As polarization deepens, the middle ground disappears.

There is no such thing as “middle forces” in the emerging strategic confrontation. The battle lines are being drawn beyond personal and factional allegiances. Partisan identification has crept into ethnolinguistics lines.

This administration has completely mishandled the evolution of the BARMM, for instance. There seems to be a resurgence of discontent among Muslim Filipinos.

The liberal and leftwing forces ceased to be independent political forces. Sensing the inability of the pro-Marcos coalition to ensure its factional perpetuation, leading personalities from these groups now imagine they could colonize the Marcos political machinery and use it to break into power. Opportunism has deep roots in Filipino politics.

The 1987 Constitution prescribed a multi-party system superimposed on a presidential system with a bicameral legislature. We ended up with a chaotic political system with no effective political parties. Instead of having mechanisms for aggregating interests and espousing strategic policy directions, we ended up with personality-centered factional alliances. We lost the ability to cultivate a competent political class and a system that enabled the cultivation of statesmen.

As a consequence, our elections were driven by money and name-recall. The short three-year electoral cycle meant that we were constantly on campaign mode. This encouraged the primacy of money politics and celebrity-driven elections.

There was no predictability in our electoral system. Neither was there any capacity for policy continuity. Every administration tried to discredit its predecessor and ensure its continuity. Politics ran on the least common denominator. Administrations relied on endless subsidies to buy popular support and avoided sound policy options that required short-term pain. The short electoral cycle reduced everything to cosmetic responses that did not address long-term trends.

The very design of our electoral politics undermined any possibility for strategic governance. It is a basic design flaw. But every effort at redesigning our constitutional format was resisted for decades. The 1987 Constitution itself militated against reform. We are trapped in a failed constitutional system that breeds all the evils that blight our politics.

From the very beginning, the BBM administration tried to ensure its perpetuation. The acknowledged successor was the president’s cousin, who was installed as Speaker to better ensure retail politics was kept in line.
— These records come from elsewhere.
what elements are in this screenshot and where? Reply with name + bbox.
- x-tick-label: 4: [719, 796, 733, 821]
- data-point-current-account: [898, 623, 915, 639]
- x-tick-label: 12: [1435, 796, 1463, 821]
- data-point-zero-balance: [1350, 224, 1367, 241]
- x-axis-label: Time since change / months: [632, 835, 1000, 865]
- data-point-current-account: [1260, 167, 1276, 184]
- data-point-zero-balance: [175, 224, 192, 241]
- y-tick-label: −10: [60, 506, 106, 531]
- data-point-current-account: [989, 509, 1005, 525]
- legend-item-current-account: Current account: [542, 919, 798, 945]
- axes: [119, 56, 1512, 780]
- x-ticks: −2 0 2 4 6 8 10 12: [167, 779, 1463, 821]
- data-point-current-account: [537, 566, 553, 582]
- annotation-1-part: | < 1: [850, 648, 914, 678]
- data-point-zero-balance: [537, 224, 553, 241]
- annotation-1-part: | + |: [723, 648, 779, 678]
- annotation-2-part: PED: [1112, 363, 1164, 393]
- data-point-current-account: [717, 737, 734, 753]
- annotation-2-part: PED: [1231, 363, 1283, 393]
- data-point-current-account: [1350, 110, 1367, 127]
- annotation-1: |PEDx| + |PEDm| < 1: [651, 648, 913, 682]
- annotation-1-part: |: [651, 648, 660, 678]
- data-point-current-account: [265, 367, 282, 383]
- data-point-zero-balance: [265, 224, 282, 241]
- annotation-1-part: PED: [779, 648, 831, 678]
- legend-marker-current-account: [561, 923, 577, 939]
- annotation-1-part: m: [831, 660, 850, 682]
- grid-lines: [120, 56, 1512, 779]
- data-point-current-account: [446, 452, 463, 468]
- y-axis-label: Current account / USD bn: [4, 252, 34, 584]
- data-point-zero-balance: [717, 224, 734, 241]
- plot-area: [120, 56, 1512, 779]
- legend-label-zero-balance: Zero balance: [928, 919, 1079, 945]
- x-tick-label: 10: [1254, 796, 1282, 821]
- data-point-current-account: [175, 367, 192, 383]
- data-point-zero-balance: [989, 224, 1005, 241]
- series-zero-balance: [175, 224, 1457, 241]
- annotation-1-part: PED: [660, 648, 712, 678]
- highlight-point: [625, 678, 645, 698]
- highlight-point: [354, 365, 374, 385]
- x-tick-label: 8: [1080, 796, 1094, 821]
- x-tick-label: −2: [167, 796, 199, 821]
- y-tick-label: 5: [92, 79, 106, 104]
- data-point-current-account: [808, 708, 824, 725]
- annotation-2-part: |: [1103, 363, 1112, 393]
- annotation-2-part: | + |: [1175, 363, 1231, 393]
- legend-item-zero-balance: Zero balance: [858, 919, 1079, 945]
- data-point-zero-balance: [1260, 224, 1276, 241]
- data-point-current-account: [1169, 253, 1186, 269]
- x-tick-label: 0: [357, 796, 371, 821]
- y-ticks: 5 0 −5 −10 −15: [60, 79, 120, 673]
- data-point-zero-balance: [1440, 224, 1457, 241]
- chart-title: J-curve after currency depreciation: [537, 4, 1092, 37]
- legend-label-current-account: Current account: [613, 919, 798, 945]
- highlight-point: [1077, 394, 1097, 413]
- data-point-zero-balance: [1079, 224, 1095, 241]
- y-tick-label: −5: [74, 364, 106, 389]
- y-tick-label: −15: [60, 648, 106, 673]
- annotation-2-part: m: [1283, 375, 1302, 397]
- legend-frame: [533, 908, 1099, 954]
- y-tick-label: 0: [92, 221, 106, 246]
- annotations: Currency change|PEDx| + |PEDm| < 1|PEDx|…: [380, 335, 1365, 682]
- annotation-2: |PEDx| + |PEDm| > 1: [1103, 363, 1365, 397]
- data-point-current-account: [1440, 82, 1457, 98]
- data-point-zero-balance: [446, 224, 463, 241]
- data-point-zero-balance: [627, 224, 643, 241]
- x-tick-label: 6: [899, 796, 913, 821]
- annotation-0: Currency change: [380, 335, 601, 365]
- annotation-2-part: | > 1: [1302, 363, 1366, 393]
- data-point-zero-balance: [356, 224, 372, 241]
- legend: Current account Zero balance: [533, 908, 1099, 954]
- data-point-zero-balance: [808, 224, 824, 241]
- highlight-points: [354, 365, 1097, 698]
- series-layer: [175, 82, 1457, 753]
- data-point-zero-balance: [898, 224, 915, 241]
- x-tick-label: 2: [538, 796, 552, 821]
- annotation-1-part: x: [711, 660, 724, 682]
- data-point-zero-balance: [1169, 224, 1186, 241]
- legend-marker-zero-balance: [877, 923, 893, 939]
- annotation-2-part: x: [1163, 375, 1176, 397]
We know what happened to this political project of perpetuation. The money for public works was looted with impunity. The loot was widely distributed across the political class to ensure loyalty. The agenda of governance was subordinated to the pursuit of factional continuity.

Instead of impressing the public, the misshapen political agenda produced public disenchantment. The former Speaker is seen as a rogue. Satisfaction ratings for the President is deep under water. The President’s activities are defined principally by his public relations team in the absence of any strategic program of government.

The Marcos circle has become so unpopular, the agenda of perpetuation becomes untenable. As power-wielder, the President subsists from one opinion poll to the next. No one is managing the macro-economy.

No one wants to speak about it, but we are likely to suffer ratings downgrades. We have hit the limits of our fiscal space. The economy will continue to bite.